We describe seven Turkish children with DOCK8 deficiency who have not been previously reported. Three patients presented with typical features of recurrent or severe cutaneous viral infections, atopic dermatitis, and recurrent respiratory or gastrointestinal tract infections. However, four patients presented with other features. Patient 1-1 featured sclerosing cholangitis and colitis; patient 2-1, granulomatous soft tissue lesion and central nervous system involvement, with primary central nervous system lymphoma found on follow-up; patient 3-1, a fatal metastatic leiomyosarcoma; and patient 4-2 showed no other symptoms initially besides atopic dermatitis. Similar to other previously reported Turkish patients, but in contrast to patients of non-Turkish ethnicity, the patients' lymphopenia was primarily restricted to CD4(+) T cells. Patients had homozygous mutations in DOCK8 that altered splicing, introduced premature terminations, destabilized protein, or involved large deletions within the gene. Genotyping of remaining family members showed that DOCK8 deficiency is a fully penetrant, autosomal recessive disease. In our patients, bone marrow transplantation resulted in rapid improvement followed by disappearance of viral skin lesions, including lesions resembling epidermodysplasia verruciformis, atopic dermatitis, and recurrent infections. Particularly for patients who feature unusual clinical manifestations, immunological testing, in conjunction with genetic testing, can prove invaluable in diagnosing DOCK8 deficiency and providing potentially curative treatment.

Figures

Figure 1
Figure 1
Pedigrees of the families studied. Genotypes are indicated below each individual, where “+” designates normal DOCK8 allele, and “m” or “Δ” designates mutated or deleted DOCK8 allele, respectively. Numbers about the pedigrees correspond to the family identifiers, whereas patient identifiers are indicated below the symbols. A closed symbol designates an affected individual, whereas an open symbol designates an unaffected individual. Squares designate males; circles, females; arrows, probands; and slashes, deceased individuals.
Figure 2
Figure 2
Skin lesions in patient 1-1. Human papillomavirus-associated pinkish, hypopigmented flat papules on dorsal hands (A) and buttocks (B). C) Histopathology shows hyperkeratosis and acanthosis, with vacuolated cells in the stratum malpighii (arrow), keratinocytes having abundant slightly basophilic cytoplasm (small arrow), and occasional large, round, empty-appearing nuclei (arrowhead).
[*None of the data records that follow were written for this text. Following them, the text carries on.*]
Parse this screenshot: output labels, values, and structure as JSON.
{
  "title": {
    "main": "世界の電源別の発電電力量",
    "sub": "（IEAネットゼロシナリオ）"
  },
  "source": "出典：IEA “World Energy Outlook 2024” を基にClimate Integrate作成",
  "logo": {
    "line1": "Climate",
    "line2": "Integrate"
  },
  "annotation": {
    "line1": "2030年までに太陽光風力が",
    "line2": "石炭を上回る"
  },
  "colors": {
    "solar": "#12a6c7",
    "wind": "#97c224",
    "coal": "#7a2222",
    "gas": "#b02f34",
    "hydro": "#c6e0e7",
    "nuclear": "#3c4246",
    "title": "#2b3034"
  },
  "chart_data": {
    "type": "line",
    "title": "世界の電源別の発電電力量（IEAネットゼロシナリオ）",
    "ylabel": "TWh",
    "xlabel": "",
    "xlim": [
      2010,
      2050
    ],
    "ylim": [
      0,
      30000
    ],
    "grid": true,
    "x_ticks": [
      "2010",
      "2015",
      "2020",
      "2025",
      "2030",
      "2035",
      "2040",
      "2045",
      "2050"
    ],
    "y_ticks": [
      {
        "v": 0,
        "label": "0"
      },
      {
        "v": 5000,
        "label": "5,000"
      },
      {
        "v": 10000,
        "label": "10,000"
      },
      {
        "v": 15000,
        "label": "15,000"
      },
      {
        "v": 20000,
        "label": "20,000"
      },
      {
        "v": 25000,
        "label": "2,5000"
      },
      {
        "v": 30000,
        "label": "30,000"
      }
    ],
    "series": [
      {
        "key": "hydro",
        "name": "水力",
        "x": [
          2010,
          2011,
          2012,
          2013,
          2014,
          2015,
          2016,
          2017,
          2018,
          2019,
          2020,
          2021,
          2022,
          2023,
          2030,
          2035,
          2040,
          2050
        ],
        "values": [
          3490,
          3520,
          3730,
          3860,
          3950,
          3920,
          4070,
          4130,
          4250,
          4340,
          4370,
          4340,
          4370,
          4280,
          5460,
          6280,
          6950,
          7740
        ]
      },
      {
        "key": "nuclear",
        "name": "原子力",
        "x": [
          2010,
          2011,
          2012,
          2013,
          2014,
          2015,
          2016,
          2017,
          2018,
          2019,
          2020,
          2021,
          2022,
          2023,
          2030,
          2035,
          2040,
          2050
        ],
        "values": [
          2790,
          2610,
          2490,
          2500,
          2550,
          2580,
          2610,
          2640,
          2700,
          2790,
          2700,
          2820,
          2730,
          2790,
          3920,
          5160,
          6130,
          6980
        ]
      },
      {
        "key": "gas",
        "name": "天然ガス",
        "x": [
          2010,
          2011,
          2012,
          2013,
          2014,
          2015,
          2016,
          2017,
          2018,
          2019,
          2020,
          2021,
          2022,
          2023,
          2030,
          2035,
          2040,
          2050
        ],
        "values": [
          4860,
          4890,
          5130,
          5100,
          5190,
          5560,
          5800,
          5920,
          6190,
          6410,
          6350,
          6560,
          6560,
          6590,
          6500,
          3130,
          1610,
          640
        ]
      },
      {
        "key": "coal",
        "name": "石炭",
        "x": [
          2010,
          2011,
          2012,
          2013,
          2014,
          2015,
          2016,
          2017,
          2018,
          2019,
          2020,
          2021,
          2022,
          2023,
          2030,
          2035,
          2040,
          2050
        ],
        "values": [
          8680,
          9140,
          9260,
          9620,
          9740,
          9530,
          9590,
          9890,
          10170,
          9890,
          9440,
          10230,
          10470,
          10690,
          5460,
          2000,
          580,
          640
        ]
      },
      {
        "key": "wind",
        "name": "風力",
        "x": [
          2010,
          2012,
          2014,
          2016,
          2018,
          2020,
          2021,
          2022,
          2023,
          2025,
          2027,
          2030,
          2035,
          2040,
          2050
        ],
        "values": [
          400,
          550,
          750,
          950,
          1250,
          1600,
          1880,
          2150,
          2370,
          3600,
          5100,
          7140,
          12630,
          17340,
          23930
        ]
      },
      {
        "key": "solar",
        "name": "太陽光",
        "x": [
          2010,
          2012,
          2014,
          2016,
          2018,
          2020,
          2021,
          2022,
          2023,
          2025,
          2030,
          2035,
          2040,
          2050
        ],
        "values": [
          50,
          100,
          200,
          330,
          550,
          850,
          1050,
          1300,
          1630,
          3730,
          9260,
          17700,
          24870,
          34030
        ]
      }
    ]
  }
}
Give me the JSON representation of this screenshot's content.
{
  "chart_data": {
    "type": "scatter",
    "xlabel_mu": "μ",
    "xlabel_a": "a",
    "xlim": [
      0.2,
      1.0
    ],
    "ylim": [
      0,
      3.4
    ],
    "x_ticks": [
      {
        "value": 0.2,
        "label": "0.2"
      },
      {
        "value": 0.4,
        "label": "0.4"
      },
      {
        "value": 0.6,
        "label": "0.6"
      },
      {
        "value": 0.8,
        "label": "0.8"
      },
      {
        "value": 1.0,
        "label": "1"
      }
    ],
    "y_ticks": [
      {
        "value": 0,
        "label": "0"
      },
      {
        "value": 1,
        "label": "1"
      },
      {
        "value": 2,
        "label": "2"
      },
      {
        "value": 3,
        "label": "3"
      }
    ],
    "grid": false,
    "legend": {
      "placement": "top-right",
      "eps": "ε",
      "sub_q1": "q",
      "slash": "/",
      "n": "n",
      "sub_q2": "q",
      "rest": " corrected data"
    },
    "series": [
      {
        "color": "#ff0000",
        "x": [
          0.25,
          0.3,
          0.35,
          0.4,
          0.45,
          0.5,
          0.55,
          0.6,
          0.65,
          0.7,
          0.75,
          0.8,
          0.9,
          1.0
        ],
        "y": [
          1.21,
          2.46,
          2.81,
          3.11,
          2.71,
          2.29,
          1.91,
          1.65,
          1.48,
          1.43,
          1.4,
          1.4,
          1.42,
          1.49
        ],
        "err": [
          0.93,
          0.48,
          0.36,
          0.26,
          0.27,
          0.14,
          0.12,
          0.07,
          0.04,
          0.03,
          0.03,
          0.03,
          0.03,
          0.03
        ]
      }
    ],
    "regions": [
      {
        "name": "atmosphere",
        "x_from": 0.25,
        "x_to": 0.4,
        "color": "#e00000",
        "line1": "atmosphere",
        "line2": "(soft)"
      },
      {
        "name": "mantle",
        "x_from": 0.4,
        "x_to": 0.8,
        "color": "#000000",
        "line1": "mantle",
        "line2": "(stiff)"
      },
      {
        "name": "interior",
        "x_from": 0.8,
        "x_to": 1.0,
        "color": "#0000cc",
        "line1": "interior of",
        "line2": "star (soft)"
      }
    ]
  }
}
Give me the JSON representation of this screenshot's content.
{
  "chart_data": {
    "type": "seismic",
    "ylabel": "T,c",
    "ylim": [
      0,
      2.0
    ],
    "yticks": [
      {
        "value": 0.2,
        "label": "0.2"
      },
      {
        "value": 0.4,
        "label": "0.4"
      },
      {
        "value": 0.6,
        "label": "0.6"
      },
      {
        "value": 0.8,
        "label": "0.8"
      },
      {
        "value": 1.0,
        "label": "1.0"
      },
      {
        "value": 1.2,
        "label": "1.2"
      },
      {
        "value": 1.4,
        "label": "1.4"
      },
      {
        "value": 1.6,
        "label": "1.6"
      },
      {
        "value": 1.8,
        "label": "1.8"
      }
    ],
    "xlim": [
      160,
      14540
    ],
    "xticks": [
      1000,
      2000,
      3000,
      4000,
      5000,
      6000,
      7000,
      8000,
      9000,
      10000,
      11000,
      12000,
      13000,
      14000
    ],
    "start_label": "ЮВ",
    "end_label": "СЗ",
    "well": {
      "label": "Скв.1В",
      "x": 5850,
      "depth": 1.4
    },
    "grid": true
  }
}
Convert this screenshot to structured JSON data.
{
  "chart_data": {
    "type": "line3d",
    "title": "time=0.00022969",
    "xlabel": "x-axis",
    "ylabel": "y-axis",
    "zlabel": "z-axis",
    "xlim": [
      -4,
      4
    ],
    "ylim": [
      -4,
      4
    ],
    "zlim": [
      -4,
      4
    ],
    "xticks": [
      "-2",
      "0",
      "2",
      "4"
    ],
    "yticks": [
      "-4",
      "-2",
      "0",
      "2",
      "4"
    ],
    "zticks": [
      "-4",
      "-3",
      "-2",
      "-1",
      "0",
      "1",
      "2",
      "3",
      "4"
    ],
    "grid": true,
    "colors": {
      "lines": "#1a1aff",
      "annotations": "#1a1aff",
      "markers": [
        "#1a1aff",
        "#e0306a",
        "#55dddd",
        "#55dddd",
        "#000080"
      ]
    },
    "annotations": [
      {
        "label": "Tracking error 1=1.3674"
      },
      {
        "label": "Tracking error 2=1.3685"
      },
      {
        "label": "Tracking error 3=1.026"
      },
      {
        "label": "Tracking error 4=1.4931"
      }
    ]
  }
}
Patients 2-1, 2-2, 3-1, and 3-2 had similar lesions.
Figure 3
Figure 3
Cranial MRI in patient 2-1. A) Transverse T2 weighted (W) fat-suppressed (left) and B) contrast enhanced (ce) fat-suppressed T1W (right) spin-echo (SE) images, at initial presentation. A T2-hyperintense and Gadolinium-enhancing lesion with irregular border in the left buccal space and retromolar trigone is seen (arrowheads in A, B). C). Transverse T2W turbo SE images, at five months, show bilateral pulvinar T2 hyperintensities (arrowheads) and cerebral volume loss. D) Axial Gadolinium-enhanced T1W SE shows a lesion with rim enhancement (long arrow). E) Axial diffusion-weighted imaging (DWI), at eighteen months, shows hyperintensity in the parenchyma and in the lesion, especially at the periphery.
Figure 4
Figure 4
Peripheral blood enumerations of lymphocyte subsets, quantitative serum immunoglobulin isotypes, and eosinophils. Patient 1-1, open circle; patient 2-1, open square; patient 3-1, cross; patient 3-2, X; patient 4-1, open inverted triangle; patient 4-2, filled-in circle. Shaded in grey are the ranges for normal age-matched controls. For lymphocytes and their subsets, published 10th to 90th percentiles are shown in grey. For immunoglobulin isotypes, the 95 % confidence interval is shown. For eosinophils, arbitrarily thresholds for mild, moderate, and severe eosinophilia are as indicated.
Figure 5
Figure 5
DOCK8 expression data for mutations in patients from families 1 and 3. A) PCR amplification of exons 19 to 24 of DOCK8 from cDNA shows a smaller product from patient 1-1, which corresponds to an aberrantly spliced mRNA. B) Immunoblotting shows destabilized DOCK8 protein in 293T cells that have been transiently transfected with a plasmid encoding the full-length mutant (C1447R), as compared to wildtype, DOCK8. Patients 3-1 and 3-2 only express this mutant form of DOCK8.